A granted claim cannot be amended by deleting limiting subject-matter from the claims, because such amendment would extend the protection conferred, which is prohibited by Art. 123(3) EPC; if the limiting subject-matter had been added in contravention of Art. 123(2) EPC, the applicant is caught in an "inescapable trap", see G 1/93 and chapter II.E.3.1.
In T 1407/05 the board considered that claim feature A described essential technical characteristics of the claims as granted. Feature A was removed from the wording of the claims in all pending requests; all other claim features remained essentially the same. The board held that the removal of a positive technical feature from an independent claim prima facie resulted in a broadening of the scope of protection afforded by it and therefore contravened Art. 123(3) EPC.

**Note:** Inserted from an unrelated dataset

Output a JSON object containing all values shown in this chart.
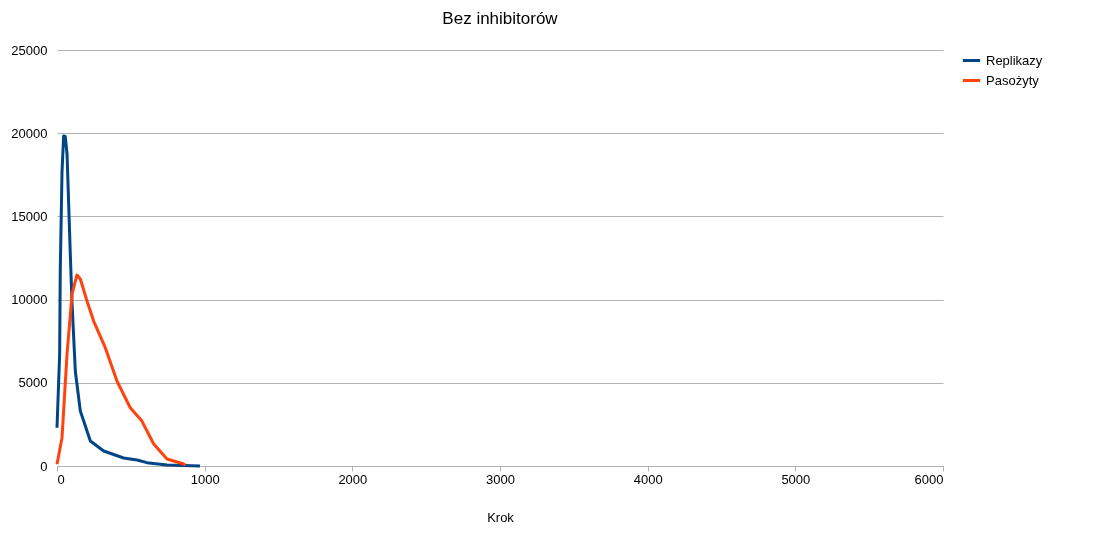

In T 1983/14 the applicant had added a limiting feature to the claim during examination. The opposition division found that, as a consequence of adding this feature, the patent proprietor had lost its right to priority and its own use of the invention during the priority period had been prejudicial to novelty. The board agreed and held in addition that the problem of the added feature could not have been overcome by amendment. This was because Art. 123(3) EPC prevented the removal, after grant, of a problematic, limiting feature.
In T 666/97 the product claim of the auxiliary request no longer included a process feature which was included in the product claim as granted. In the board's view, it followed from the fact that the subject-matter for which protection was claimed in the auxiliary request was a product that it could only be characterised by features manifest in/on the product itself. That meant that manipulations taking place during product manufacture but not resulting in product features were of no relevance to the definition of the claimed product and hence to the scope of protection of the claim. That was an unavoidable implication of the established case law of the boards of appeal, under which the subject-matter of a product-by-process claim derives its novelty not from new procedural steps but purely from structural features (see T 205/83, OJ 1985, 363). Thus, to resolve the issue of compliance with the requirements of Art. 123(3) EPC 1973, what had to be decided was whether the omitted product-by-process feature was technically significant for the definition of the claimed product, i.e. whether it was a product feature. The board found that in the present case the omitted feature was not a product feature. Thus the claim had not been extended within the meaning of Art. 123(3) EPC 1973.